O irreverente Macunaíma - quem diria! - está completando 70 anos. Criado por Mário de Andrade e imortalizado no cinema, ele resiste ao tempo e permanece como uma esfinge a desafiar leitores e críticos literários. Suas diversas facetas, como símbolo da nacionalidade, paródia modelar e texto de estilo barroco, se avolumam, levando muitos a esquecer o contexto em que a obra foi gerada.

Tudo começou em dezembro de 1926. Foram necessários apenas seis dias de férias passados numa chácara, em Araraquara, para que o escritor paulistano Mário de Andrade, "por brincadeira... entre rede, cigarros e cigarras", como declarou, escrevesse Macunaíma o herói sem nenhum caráter (assim mesmo, sem vírgula separando o aposto), um dos livros mais importantes da literatura nacional.

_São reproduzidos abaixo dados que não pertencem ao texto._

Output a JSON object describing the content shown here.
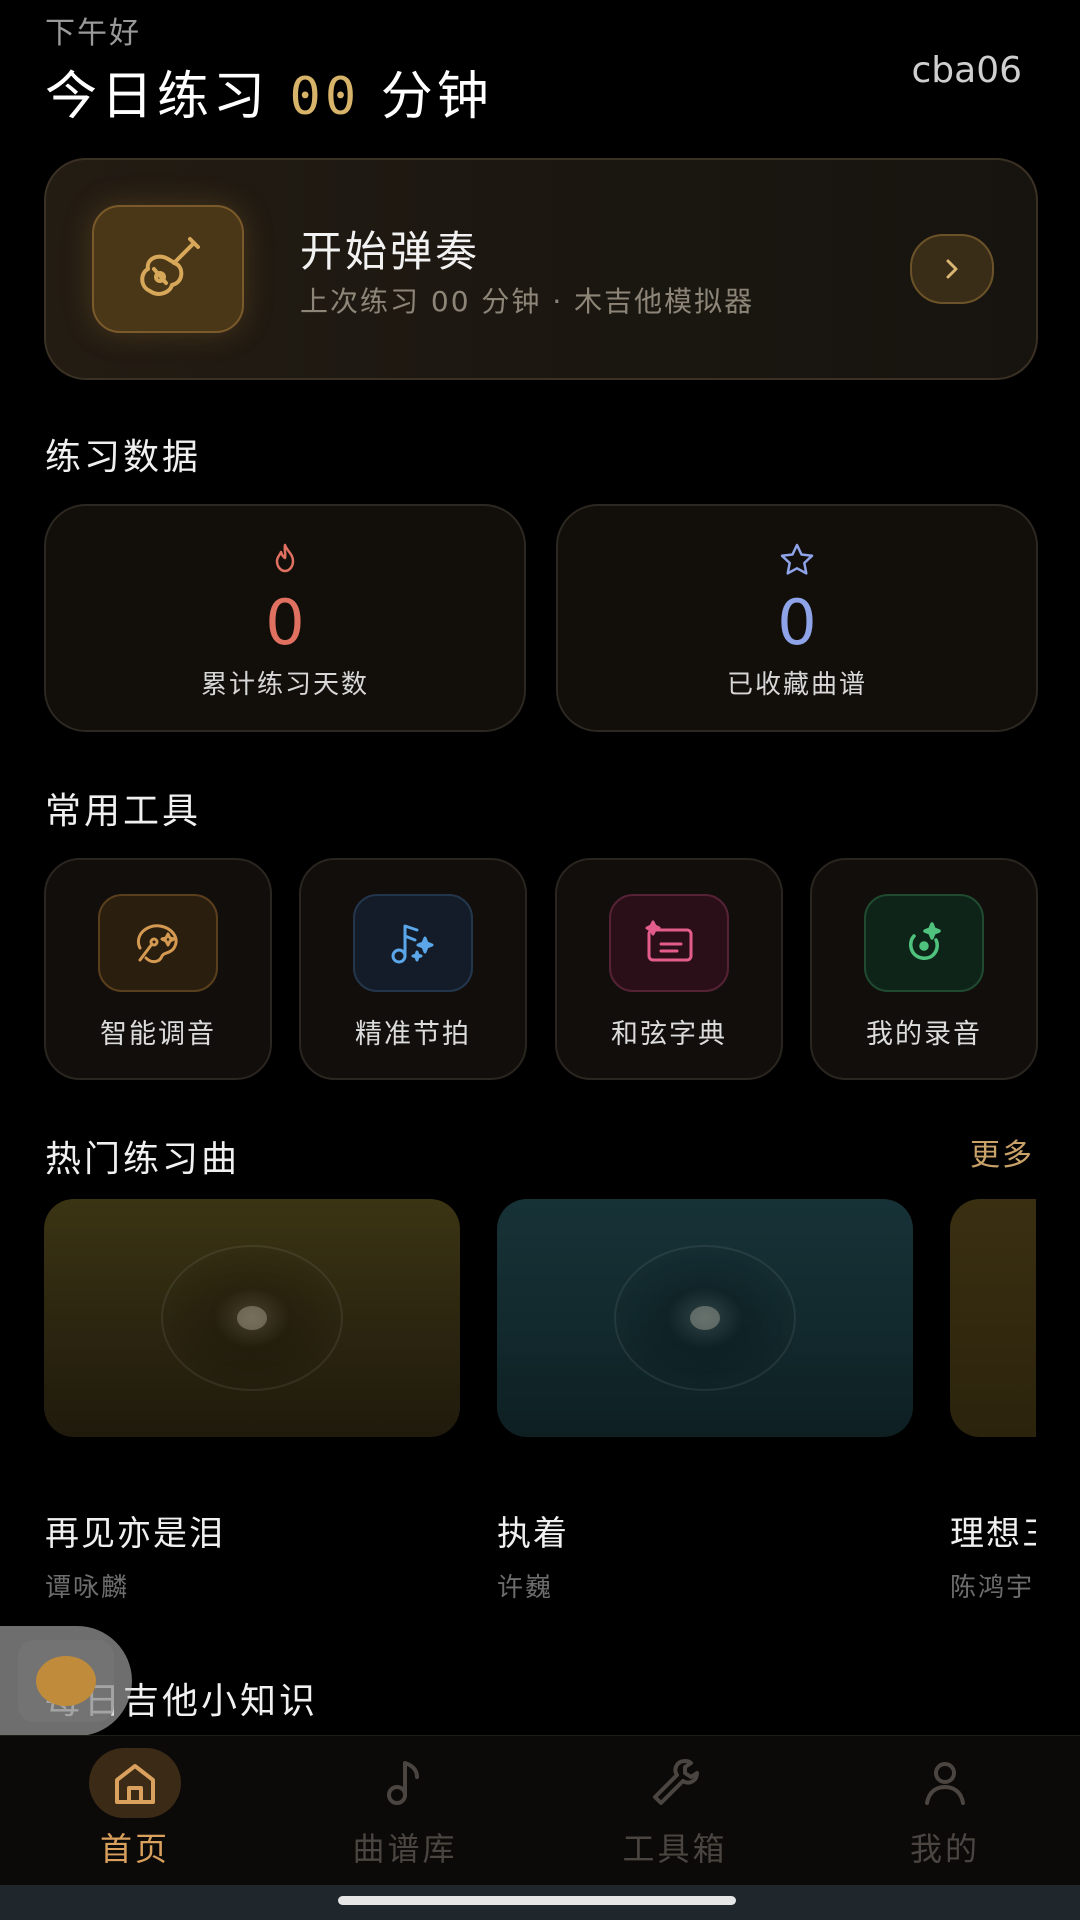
{
  "header": {
    "greeting": "下午好",
    "today_prefix": "今日练习",
    "today_minutes": "00",
    "today_suffix": "分钟",
    "username": "cba06"
  },
  "start_card": {
    "title": "开始弹奏",
    "subtitle": "上次练习 00 分钟 · 木吉他模拟器",
    "icon": "guitar-icon",
    "arrow": "›"
  },
  "practice_data": {
    "title": "练习数据",
    "stats": [
      {
        "icon": "flame-icon",
        "value": "0",
        "label": "累计练习天数",
        "color": "#e0705f"
      },
      {
        "icon": "star-icon",
        "value": "0",
        "label": "已收藏曲谱",
        "color": "#8ea3e8"
      }
    ]
  },
  "tools": {
    "title": "常用工具",
    "items": [
      {
        "label": "智能调音",
        "icon": "tuner-icon",
        "color": "#d49a52"
      },
      {
        "label": "精准节拍",
        "icon": "metronome-icon",
        "color": "#5aa6e8"
      },
      {
        "label": "和弦字典",
        "icon": "chord-dictionary-icon",
        "color": "#e45c8c"
      },
      {
        "label": "我的录音",
        "icon": "recording-icon",
        "color": "#4fc37d"
      }
    ]
  },
  "hot_songs": {
    "title": "热门练习曲",
    "more": "更多",
    "items": [
      {
        "title": "再见亦是泪",
        "artist": "谭咏麟",
        "color": "#3a3212"
      },
      {
        "title": "执着",
        "artist": "许巍",
        "color": "#123137"
      },
      {
        "title": "理想三",
        "artist": "陈鸿宇",
        "color": "#3a2e10"
      }
    ]
  },
  "daily_tips": {
    "title": "每日吉他小知识"
  },
  "bottom_nav": {
    "items": [
      {
        "label": "首页",
        "icon": "home-icon",
        "active": true
      },
      {
        "label": "曲谱库",
        "icon": "music-note-icon",
        "active": false
      },
      {
        "label": "工具箱",
        "icon": "wrench-icon",
        "active": false
      },
      {
        "label": "我的",
        "icon": "user-icon",
        "active": false
      }
    ]
  },
  "colors": {
    "accent": "#d7b46a",
    "nav_active": "#d9a05e",
    "nav_inactive": "#4a4540"
  }
}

Nos dois anos seguintes, a obra seria reescrita três vezes, até ser publicada em 1928. A crítica ficou perplexa. Oswald de Andrade e Alcântara Machado mostraram-se entusiasmados. Tristão de Athayde considerou a obra um "coquetel", misto de romance, poema e epopéia; Augusto Meyer a qualificou, elogiosamente, como "livro que não cabe em nenhuma classificação".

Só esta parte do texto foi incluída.